Steel Markets

Tariffs to Cut into Caterpillar Profits

Written by Sandy Williams

Caterpillar says it will raise prices due to U.S. tariff measures despite expecting a stronger profit outlook for the year. The major exporter of construction, mining and energy-related equipment estimates recently imposed tariffs will cost the company $100 million to $200 million in the second half of 2018—about 3 percent of its full-year profits.

CaterpillarEquipStrong demand and improving end markets boosted second-quarter earnings 24 percent year-over-year, prompting a revision to adjusted earnings per share to a range of $11 to $12 from $10.25 to $11.25. 

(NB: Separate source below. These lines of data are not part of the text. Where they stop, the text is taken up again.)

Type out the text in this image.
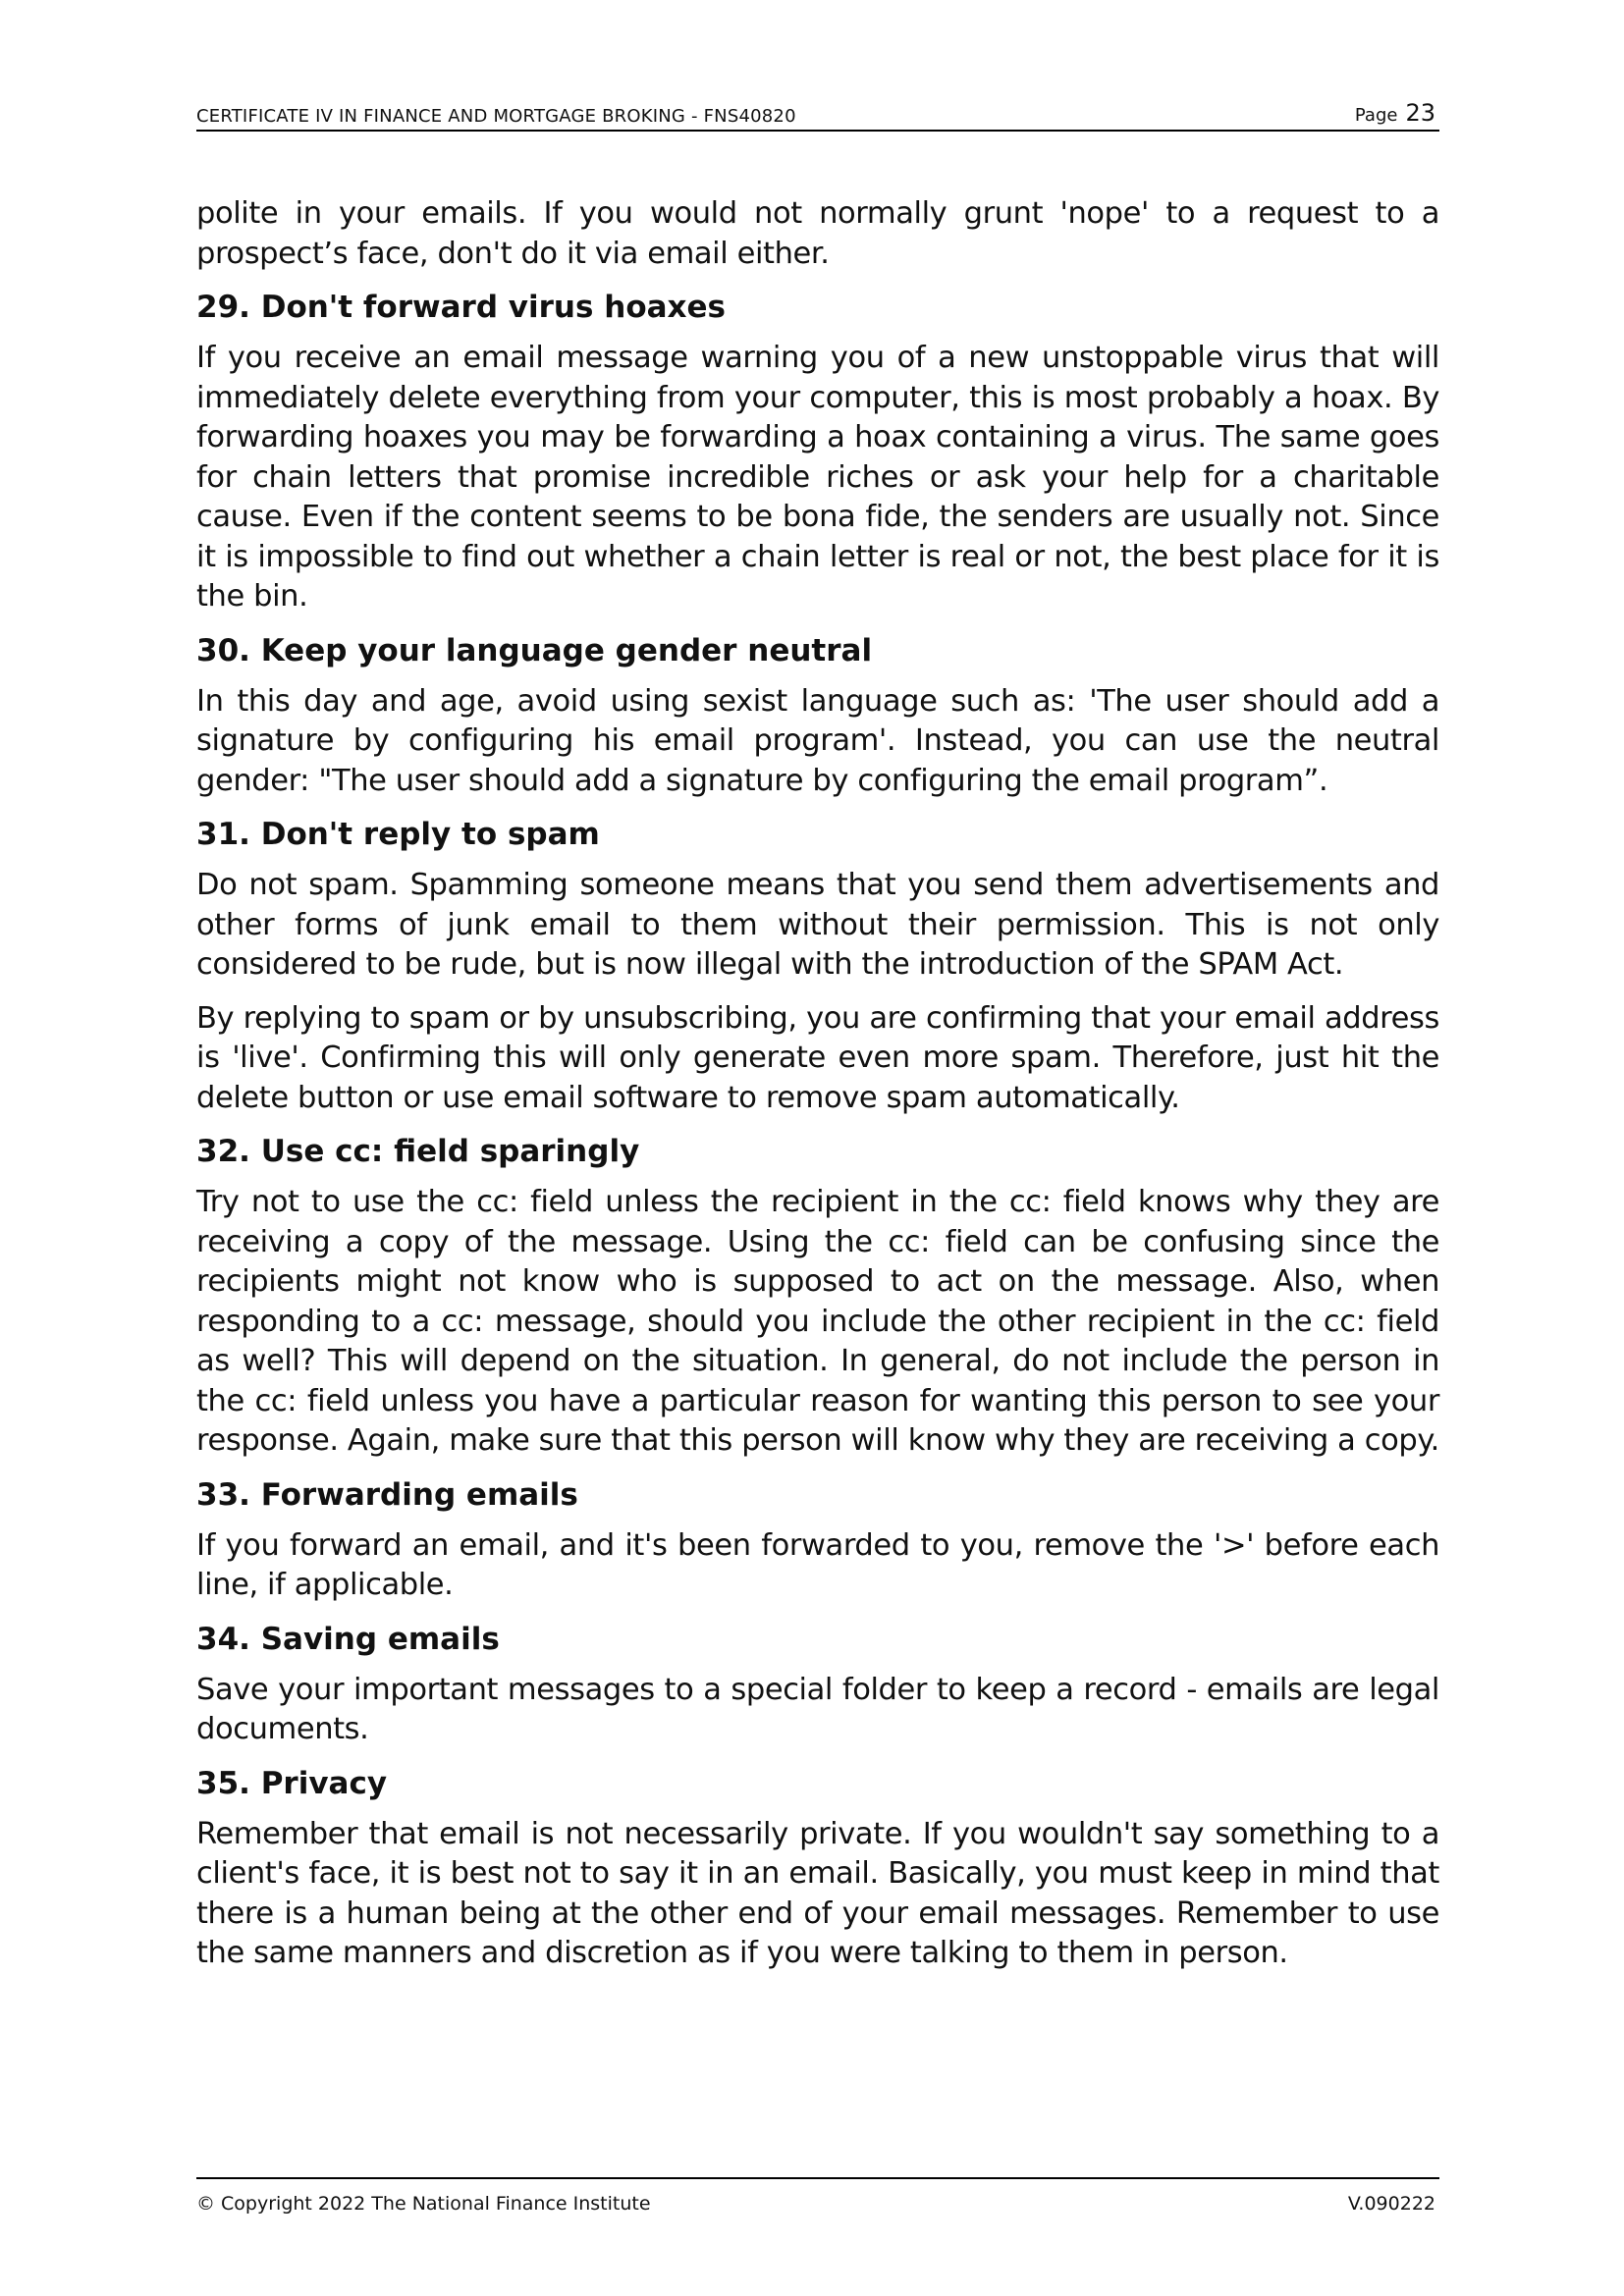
CERTIFICATE IV IN FINANCE AND MORTGAGE BROKING - FNS40820	Page 23

polite in your emails. If you would not normally grunt 'nope' to a request to a prospect’s face, don't do it via email either.

29. Don't forward virus hoaxes

If you receive an email message warning you of a new unstoppable virus that will immediately delete everything from your computer, this is most probably a hoax. By forwarding hoaxes you may be forwarding a hoax containing a virus. The same goes for chain letters that promise incredible riches or ask your help for a charitable cause. Even if the content seems to be bona fide, the senders are usually not. Since it is impossible to find out whether a chain letter is real or not, the best place for it is the bin.

30. Keep your language gender neutral

In this day and age, avoid using sexist language such as: 'The user should add a signature by configuring his email program'. Instead, you can use the neutral gender: "The user should add a signature by configuring the email program”.

31. Don't reply to spam

Do not spam. Spamming someone means that you send them advertisements and other forms of junk email to them without their permission. This is not only considered to be rude, but is now illegal with the introduction of the SPAM Act.

By replying to spam or by unsubscribing, you are confirming that your email address is 'live'. Confirming this will only generate even more spam. Therefore, just hit the delete button or use email software to remove spam automatically.

32. Use cc: field sparingly

Try not to use the cc: field unless the recipient in the cc: field knows why they are receiving a copy of the message. Using the cc: field can be confusing since the recipients might not know who is supposed to act on the message. Also, when responding to a cc: message, should you include the other recipient in the cc: field as well? This will depend on the situation. In general, do not include the person in the cc: field unless you have a particular reason for wanting this person to see your response. Again, make sure that this person will know why they are receiving a copy.

33. Forwarding emails

If you forward an email, and it's been forwarded to you, remove the '>' before each line, if applicable.

34. Saving emails

Save your important messages to a special folder to keep a record - emails are legal documents.

35. Privacy

Remember that email is not necessarily private. If you wouldn't say something to a client's face, it is best not to say it in an email. Basically, you must keep in mind that there is a human being at the other end of your email messages. Remember to use the same manners and discretion as if you were talking to them in person.

© Copyright 2022 The National Finance Institute	V.090222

“On the issue of trade, we urge government leaders to take actions to remove uncertainty. As a global manufacturer, Caterpillar has long advocated for free trade because it enhances global competitiveness and helps U.S. manufacturers grow U.S. jobs and exports,” said CEO Jim Umpleby during the second-quarter earnings call.

Higher freight costs are also impacting earnings for Caterpillar. During the second quarter, manufacturing costs increased about $80 million compared to a year ago. “That’s a result of several factors, including higher freight rates due to strained capacity in the trucking industry, less efficient freight loads and expedited freight as we continue to ramp production to meet increased demand,” said interim CFO Joe Creed. 

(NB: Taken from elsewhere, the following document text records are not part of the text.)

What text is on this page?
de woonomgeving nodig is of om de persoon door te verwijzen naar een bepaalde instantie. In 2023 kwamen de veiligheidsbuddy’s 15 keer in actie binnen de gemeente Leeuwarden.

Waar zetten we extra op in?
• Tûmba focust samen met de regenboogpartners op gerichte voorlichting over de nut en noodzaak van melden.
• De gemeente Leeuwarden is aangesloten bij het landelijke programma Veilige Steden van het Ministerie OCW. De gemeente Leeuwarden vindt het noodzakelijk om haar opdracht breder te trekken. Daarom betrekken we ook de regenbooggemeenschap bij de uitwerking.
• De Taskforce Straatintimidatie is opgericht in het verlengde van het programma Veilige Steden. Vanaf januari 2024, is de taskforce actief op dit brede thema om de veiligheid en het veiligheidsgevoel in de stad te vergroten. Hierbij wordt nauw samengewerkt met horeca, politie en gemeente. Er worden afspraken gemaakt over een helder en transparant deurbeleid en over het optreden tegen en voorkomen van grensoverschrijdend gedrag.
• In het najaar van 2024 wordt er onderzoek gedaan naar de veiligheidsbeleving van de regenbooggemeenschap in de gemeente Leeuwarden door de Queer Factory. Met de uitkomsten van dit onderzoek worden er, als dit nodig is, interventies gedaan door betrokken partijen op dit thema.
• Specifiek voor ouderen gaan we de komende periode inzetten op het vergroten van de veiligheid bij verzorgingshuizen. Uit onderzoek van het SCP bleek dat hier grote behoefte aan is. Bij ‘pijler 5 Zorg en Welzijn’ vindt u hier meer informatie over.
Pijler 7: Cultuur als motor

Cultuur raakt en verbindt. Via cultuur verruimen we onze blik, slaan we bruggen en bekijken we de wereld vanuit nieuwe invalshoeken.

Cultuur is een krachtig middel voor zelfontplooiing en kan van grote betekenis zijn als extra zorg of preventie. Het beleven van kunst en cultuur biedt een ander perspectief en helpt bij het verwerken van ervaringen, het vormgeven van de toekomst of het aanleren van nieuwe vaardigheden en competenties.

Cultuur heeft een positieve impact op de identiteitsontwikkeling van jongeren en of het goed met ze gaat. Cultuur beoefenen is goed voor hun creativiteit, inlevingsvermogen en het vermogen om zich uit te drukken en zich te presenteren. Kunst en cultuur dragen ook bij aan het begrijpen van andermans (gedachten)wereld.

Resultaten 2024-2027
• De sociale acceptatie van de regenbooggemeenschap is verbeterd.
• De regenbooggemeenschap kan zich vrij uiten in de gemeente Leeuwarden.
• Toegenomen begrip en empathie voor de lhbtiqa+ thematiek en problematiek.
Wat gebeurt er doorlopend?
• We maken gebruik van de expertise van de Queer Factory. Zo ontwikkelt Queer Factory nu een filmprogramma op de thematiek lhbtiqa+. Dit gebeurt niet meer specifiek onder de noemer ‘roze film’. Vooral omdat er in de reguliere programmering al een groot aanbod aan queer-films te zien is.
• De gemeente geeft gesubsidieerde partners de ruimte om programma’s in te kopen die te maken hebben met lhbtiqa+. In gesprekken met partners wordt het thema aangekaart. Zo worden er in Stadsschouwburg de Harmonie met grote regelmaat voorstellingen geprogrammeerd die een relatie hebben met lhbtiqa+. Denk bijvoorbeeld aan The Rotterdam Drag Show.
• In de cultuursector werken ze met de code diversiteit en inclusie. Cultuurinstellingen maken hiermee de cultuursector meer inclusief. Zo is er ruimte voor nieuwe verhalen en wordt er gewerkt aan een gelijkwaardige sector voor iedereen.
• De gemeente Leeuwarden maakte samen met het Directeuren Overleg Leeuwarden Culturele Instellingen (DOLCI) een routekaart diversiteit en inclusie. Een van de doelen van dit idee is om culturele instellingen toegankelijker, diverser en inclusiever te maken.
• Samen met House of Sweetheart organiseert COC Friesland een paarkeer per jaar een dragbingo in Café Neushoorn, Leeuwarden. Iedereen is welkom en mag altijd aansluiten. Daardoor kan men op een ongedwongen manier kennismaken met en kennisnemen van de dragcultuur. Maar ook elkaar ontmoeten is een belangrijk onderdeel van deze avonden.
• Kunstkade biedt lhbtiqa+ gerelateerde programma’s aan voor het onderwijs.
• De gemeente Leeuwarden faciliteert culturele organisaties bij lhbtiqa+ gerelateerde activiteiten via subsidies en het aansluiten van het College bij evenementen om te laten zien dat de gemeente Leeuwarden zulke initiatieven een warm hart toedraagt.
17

Although tariffs had a minimal impact on second-quarter results, Caterpillar expects that to change in the second half, accompanied by continued upward pressure on freight costs.

Umpleby said business in China continues to be strong and there has been little impact from trade tension so far. “Obviously, as one looks at global economic conditions and global economic growth, there is a whole variety of factors that feed into what the global economies will be,” he said. “But as we stand here today, we feel good about our markets and our demand remains strong.”

Bloomberg analyst Brooke Sutherland noted that most companies have locked metals pricing into contracts and may not feel the impact from the Section 232 tariffs until 2019. Price increases have been absorbed well for the most part, but “at some point the added pricing pressure can only speed up the industrial cycle.”

Sutherland added, “The company has localized its manufacturing so that it makes products bound for China in China. This will help insulate Caterpillar from tit-for-tat tariffs, but it won’t do much to help the company if China decides to retaliate in less tangible ways such as redirecting business to competitors or holding up approvals.”

“Caterpillar’s earnings report underscores that tariffs aren’t going to hit U.S. manufacturers evenly, and some supply chains are at greater risk of being upended than others. It’s just too early to call the winners and losers.”